18 agosto 2006

TECNOSFERA

Carlos Leone: Na edição de hoje da "6ª", revista do Diário de Notícias, Carlos Leone é entrevistado por Pedro Mexia, a propósito da sua tese de doutoramento e publicação em livro [...]
Carlos Leone acha que a crítica, apesar de não ter morrido, perdeu relevância na sociedade. Até porque foi absorvida pelo marketing, que ocupou a função social da mediação no conhecimento das obras de arte e ideias. A segunda ideia liga-se aos blogues, que ele criticou numa dada altura, em especial devido aos comentários anónimos colocados nos textos de um blogue. Agora moderou a sua postura e considera que os blogues são um espaço de criação de liberdade em termos de crítica e de edição.
Notas finais a uma conversa com Pedro Mexia [por Carlos Leone]
1. Como escrevi aqui, ainda antes da entrevista, não penso que a crítica esteja morta ou a morrer, apenas em mudança de funções e, consequentemente, de características. [...]
2. O que liga isto aos blogs é a crença do Pedro Mexia, em grande parte auto-justificativa, em serem eles «o» futuro. O Pedro pensa muito em termos de choque de gerações (que em Portugal é sempre raro e equívoco) e tende a ignorar a realidade de a maioria dos blogs ser puro esgoto. [...]
O problema da blogosfera, escrevi-o no volume 2 de Portugal Extemporâneo e repito-o, é o mesmo de todas as inovações técnicas e das modas que o precederam (e das que lhes vão suceder): reproduzir por novos meios os piores vícios da cultura acrítica, anti-crítica (anti-intelectual) de uma sociedade ainda dominada pelos medos mais ridículos que se pode ter. Nenhuma inovação tecnológica pode vencer isto, não há choque ou subversão que destrua isto, só o trabalho longo, persistente e lúcido.
Muito longe, portanto, das supostas virtudes únicas dos blogs como criadores do futuro. Não, tal como disse no livro, no post e na entrevista, os blogs não são revolução nenhuma, nem com Nietzsche nem com Agostinho da Silva à mistura. São mais do mesmo. Do mesmo de sempre, agora com textos cada vez mais curtos (o digital permitia dispor de mais espaço, ainda se lembram do que se dizia no início?), para gente cuja experiência de escrita e de leitura se faz por mensagens de telemóvel que se escrevem sozinhas.
Não é uma condenação, é uma constatação.

[Neste sentido, um exemplo meu sobre o "esgoto" da blogosfera e d'"os piores vícios da cultura acrítica, anti-crítica (anti-intelectual) de uma sociedade ainda dominada pelos medos mais ridículos": um grupo de investigadores nacionais apresenta várias comunicações numa conferência internacional (com o desta forma irónico tema de "Knowledge Societies for All: Media and Communication Strategies"). Dá-se o caso de ser no Cairo, em Agosto, tempo de férias para alguns. Ao fim de seis dias, segundo contam, aproveitam para se fotografarem em frente a uma pirâmide e partilhar isso com o mundo. Alguém, anónimo claro, questiona esse tipo de disseminação do conhecimento paga pelo Estado (se ela não fosse feita, seria bem mais questionável...) e o aproveitamento da conferência para momentos de férias sem, pelo que diz, saber do que fala e aproveitar para incluir todos os malandros e investigadores que viajam à conta do Estado.
Não se digna pedir um post sobre os resultados na conferência, sobre as intervenções, a disponibilização dos textos apresentados, uma súmula do que por ali aconteceu alegadamente com dinheiros públicos. Não, o que interessa é o esgoto.
"The End"? Não, porque ao fim de duas semanas está-se a discutir as relações Portugal-Brasil. Mentira? A sério, o blesgoto no seu melhor, confira aqui.]

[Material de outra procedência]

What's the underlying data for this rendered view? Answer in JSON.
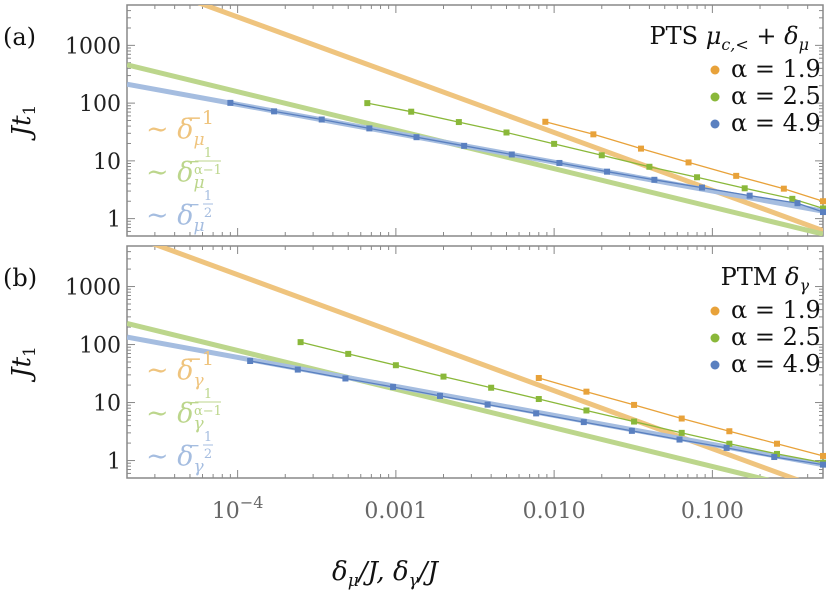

[act.1: O mal dos blogues (1): Mas a verdade é que, no meio de tanta mediocridade blogosférica, acaba por haver uns quantos espaços de absoluta democracia, liberta das amarras de grupos de interesse ou de chefias editoriais, espaços que, de outro modo, não estariam acessíveis ao público que ainda se interessa por mais do que sound-bytes e tops de vendas na sua busca de informação ou cultura.]